O objectivo da associação “era mostrar a importância da região na história do século XX”.

“E quando estabelecemos contacto com o CEIS XX da Universidade de Coimbra, apercebemo-nos de que eles próprios também estão a trabalhar num projecto muito parecido, nomeadamente com o Centro Interpretativo da I República, em Penacova [António José de Almeida], e com o Afonso Costa, em Seia”.

“Ao longo da construção deste projecto, percebemos que havia a necessidade de construirmos uma base científica e histórica que suportasse, de uma forma isenta, todo um projecto que se pretende que seja objectivo, em que não há mestres, não há ideologias”, sublinhou João Carlos Figueiredo.

A rede, que terá uma fase posterior com Tomás da Fonseca e Branquinho da Fonseca no Centro Interpretativo da Literatura do Século XX, pretende ser um motivo de atracção para os seus territórios, conjugando-se “com potencialidades que já existem ou que venham a existir, como é o caso da Ecopista do Dão, que é também uma mais-valia da região, e a Ecovia do Mondego que está em fase de arranque”.

“Esta é a nossa visão no sentido do desenvolvimento que queremos que seja integrado, equilibrado. Obviamente, não procurando fama nenhuma, nem exaltar ideologias e fazer apologia do que quer que seja, que não seja obviamente a história que não se apaga”, reiterou.

A rede vai constituir-se através do Centro de Interpretação do Estado Novo, em Santa Comba Dão, Centro de Interpretação da Primeira República/Casa-Museu António José de Almeida (Vale de Vinha, Penacova), Centro de Interpretação do Anti-semitismo e do Holocausto/Casa-Museu Aristides de Sousa Mendes (Cabanas de Viriato, Carregal do Sal), Centro de Interpretação da Estância Sanatorial do Caramulo (Guardão, Tondela) e Centro de Interpretação da Primeira República/Afonso Costa (Seia).
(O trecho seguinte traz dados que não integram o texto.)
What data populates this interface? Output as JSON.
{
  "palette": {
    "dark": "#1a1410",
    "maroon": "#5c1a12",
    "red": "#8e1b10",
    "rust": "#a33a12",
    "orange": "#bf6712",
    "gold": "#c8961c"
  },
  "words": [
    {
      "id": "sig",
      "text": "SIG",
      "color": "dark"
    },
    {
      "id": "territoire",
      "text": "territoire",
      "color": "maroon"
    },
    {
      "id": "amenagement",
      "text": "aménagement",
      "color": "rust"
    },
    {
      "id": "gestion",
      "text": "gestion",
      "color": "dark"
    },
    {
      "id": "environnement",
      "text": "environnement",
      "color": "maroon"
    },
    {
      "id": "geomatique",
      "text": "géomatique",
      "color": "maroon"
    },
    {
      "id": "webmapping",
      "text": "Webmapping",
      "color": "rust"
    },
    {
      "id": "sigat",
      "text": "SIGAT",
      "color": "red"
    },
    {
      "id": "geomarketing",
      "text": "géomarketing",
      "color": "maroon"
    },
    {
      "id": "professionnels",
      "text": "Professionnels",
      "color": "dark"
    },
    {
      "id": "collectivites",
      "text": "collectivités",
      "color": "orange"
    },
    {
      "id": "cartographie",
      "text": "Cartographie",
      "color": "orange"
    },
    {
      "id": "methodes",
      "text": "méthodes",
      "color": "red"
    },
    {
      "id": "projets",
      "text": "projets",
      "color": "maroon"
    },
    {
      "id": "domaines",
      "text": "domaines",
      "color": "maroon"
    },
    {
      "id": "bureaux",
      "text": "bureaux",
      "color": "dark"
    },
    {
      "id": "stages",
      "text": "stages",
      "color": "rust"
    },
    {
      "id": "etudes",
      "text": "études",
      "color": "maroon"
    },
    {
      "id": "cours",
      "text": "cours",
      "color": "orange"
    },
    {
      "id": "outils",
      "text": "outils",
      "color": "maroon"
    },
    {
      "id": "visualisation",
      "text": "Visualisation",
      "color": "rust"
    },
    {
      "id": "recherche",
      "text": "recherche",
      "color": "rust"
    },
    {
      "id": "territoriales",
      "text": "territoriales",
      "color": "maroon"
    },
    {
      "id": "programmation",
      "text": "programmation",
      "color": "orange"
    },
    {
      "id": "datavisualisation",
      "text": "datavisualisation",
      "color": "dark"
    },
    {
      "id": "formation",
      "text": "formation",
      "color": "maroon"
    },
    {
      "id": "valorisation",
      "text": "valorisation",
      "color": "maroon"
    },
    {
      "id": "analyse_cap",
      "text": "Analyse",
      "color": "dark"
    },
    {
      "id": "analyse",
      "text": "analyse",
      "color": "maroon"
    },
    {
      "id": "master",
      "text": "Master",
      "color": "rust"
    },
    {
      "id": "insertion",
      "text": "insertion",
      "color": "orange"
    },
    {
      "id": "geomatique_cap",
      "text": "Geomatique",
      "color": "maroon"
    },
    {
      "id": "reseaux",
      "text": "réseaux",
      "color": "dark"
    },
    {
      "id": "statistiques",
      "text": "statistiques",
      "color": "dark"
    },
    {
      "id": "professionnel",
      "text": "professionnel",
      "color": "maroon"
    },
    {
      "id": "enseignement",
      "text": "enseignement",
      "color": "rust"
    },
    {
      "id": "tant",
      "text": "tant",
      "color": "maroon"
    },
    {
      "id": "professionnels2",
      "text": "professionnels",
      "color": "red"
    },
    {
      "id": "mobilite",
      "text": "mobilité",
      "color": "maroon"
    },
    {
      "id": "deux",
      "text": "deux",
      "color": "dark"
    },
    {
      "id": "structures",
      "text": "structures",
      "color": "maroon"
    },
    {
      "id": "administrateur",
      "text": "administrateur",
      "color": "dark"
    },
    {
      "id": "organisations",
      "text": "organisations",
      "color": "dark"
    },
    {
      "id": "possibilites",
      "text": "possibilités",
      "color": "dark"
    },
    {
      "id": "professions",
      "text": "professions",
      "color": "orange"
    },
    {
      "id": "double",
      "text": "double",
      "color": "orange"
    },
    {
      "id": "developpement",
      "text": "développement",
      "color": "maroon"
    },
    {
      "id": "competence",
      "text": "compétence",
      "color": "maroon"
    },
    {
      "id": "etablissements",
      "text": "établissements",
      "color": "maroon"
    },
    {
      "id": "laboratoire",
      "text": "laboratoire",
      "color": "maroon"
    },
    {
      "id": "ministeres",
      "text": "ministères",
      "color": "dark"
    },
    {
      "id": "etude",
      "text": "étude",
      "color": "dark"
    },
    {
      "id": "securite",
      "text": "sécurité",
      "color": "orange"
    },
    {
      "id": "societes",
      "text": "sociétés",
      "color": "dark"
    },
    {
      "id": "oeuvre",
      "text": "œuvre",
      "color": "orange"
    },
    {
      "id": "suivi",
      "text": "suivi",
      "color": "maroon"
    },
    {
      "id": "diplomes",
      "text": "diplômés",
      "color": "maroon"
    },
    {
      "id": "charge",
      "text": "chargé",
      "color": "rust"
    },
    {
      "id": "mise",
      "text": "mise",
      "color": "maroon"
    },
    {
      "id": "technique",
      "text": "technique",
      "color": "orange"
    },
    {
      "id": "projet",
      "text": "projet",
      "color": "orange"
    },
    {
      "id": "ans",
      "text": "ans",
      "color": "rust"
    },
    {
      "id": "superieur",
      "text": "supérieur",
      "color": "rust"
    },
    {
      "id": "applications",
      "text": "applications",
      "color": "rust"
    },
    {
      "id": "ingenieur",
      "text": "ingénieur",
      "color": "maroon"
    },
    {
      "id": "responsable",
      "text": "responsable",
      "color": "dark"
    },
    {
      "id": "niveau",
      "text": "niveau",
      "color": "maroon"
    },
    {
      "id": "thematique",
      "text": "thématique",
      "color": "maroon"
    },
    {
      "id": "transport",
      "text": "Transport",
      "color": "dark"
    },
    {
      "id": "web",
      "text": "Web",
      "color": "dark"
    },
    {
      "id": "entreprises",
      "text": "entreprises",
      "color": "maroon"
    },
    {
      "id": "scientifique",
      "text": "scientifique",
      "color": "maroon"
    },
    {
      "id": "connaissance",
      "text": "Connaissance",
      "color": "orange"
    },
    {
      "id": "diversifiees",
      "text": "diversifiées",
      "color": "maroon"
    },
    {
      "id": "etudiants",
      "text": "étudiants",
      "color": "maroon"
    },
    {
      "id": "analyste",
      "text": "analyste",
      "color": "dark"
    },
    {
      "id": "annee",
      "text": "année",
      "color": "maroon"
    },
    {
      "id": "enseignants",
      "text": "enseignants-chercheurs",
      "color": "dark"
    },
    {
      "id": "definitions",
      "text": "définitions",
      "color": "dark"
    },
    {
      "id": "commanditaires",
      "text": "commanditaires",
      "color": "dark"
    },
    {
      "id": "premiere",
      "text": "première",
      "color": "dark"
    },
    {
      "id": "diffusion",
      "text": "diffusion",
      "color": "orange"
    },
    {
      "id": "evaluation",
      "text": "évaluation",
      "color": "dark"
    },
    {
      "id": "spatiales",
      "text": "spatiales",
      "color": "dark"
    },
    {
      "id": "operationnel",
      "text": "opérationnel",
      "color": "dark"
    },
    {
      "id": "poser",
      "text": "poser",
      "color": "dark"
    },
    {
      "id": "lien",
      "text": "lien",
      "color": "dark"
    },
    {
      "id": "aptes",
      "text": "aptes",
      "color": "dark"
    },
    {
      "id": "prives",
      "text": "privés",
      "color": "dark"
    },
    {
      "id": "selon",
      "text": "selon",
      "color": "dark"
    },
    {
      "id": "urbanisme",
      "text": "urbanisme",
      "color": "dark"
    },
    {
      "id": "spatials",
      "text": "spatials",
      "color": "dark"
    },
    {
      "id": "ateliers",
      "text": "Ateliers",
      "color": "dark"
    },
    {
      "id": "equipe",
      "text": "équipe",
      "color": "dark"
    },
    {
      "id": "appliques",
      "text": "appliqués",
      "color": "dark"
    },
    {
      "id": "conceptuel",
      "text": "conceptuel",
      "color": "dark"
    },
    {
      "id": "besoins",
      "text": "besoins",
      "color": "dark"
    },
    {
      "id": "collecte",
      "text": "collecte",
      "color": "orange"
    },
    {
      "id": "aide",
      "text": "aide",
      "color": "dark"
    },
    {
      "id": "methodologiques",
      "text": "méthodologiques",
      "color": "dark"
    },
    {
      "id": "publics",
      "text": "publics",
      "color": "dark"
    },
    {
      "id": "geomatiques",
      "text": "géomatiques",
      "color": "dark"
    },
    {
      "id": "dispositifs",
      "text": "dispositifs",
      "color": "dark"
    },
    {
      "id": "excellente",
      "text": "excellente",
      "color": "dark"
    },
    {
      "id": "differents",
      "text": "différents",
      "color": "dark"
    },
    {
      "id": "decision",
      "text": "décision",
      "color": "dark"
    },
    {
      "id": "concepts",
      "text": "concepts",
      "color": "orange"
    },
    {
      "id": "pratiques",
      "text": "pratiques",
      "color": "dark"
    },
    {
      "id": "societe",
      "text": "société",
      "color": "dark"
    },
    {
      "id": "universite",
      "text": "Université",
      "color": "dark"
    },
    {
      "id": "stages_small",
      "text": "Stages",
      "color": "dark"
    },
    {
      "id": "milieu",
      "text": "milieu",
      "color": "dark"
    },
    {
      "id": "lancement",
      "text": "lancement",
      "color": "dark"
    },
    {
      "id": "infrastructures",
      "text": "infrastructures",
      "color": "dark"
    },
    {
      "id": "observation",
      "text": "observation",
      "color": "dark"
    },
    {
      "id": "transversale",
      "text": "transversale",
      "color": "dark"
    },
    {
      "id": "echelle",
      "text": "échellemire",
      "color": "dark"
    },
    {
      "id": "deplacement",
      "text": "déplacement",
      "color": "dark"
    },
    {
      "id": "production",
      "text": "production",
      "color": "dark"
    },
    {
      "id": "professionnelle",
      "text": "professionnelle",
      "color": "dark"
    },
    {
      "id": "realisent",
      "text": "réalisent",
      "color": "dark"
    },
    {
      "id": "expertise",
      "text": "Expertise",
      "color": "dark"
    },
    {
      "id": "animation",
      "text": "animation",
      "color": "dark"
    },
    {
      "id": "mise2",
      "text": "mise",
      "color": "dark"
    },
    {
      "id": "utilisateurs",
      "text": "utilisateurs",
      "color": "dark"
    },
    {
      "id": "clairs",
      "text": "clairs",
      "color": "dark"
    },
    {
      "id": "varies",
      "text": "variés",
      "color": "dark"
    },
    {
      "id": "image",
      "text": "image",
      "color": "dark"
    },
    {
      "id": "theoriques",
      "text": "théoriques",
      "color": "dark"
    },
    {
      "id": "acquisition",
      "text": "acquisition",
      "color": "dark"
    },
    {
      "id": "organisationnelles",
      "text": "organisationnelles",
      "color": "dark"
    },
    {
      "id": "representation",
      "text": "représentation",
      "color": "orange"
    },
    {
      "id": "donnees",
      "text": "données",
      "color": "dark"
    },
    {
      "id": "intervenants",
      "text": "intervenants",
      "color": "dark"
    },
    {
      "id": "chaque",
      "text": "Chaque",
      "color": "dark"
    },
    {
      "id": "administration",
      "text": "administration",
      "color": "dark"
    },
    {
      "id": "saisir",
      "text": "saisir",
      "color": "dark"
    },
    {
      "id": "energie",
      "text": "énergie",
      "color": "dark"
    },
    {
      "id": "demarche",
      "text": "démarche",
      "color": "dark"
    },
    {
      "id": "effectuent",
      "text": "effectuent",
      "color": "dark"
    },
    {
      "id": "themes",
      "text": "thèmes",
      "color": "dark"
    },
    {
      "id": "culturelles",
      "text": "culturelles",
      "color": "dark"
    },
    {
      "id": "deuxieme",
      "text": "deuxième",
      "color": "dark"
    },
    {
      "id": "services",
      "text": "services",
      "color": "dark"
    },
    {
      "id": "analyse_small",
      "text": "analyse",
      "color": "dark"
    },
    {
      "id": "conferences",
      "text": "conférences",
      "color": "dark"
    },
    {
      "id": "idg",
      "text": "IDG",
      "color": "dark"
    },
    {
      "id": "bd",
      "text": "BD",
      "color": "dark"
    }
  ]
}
António Rochette, coordenador do CEIS XX, salienta que este projecto “está inserido dentro de uma estratégia do próprio Centro de Investigação que já vem de muito longe, de desenvolver trabalhos sobre a I República e o Estado Novo, o que se reflecte claramente naquilo que é o plano estratégico para a próxima década”.

“Nós não queremos que [os centros] sejam quatro paredes, mas que cada um destes locais, muitos deles até isolados, tenham uma dinâmica pedagógica para as novas gerações, ou seja, que tenha uma vertente de educação a trabalhar para o esclarecimento e para a formação das novas gerações, para que aquilo que aconteceu de bom se repita e o de mau não se repita”, frisou.

O coordenador do CEIS XX salienta que o projecto trabalha ao nível da componente cultural, política e das “componentes ligadas a vivências de um território de baixa densidade”, abrangendo lugares que “95% dos portugueses não sabem onde é que fica”.

“Nós estamos a trabalhar numa lógica daquilo que é um dos grandes desígnios portugueses, que é a manutenção de população em territórios de baixa densidade, tentando chamar gente para esses mesmo territórios e promover também algum desenvolvimento desses mesmos territórios que estão nessa situação”, enfatizou António Rochette.

Segundo João Paulo Avelãs Nunes, um dos coordenadores científicos do projeto, os cinco centros de interpretação “têm temas actuais, realidades que aconteceram no passado, património e possibilidades de reutilização no presente, quer para o debate cívico, sempre de reforço da democracia e de qualificação dos territórios e das pessoas que vivem nos territórios”.

O académico, director do departamento de História e Estudos Europeus, Arqueologia e Artes da Faculdade de Letras da Universidade de Coimbra, salientou que, “aqui, o papel da historiografia e das outras ciências sociais não é determinar o que as pessoas devem pensar, mas propor análises, comparações que depois as pessoas utilizarão como cidadãos”.

O projecto, neste momento, está em fase de discussão das linhas orientadoras de produção de conteúdos, que serão aprovadas pelas entidades que encomendaram o projecto ao CEIS XX e, posteriormente, pelo conselho consultivo, que será criado em breve, explicou Avelãs Nunes.

A criação da Rede de Centros de Interpretação e Memória Política da I República e do Estado Novo engloba a reabilitação e reutilização de cinco edifícios, nomeadamente um antigo sanatório, a casa de Aristides Sousa Mendes [que está em reconstrução] e a Escola Cantina Salazar.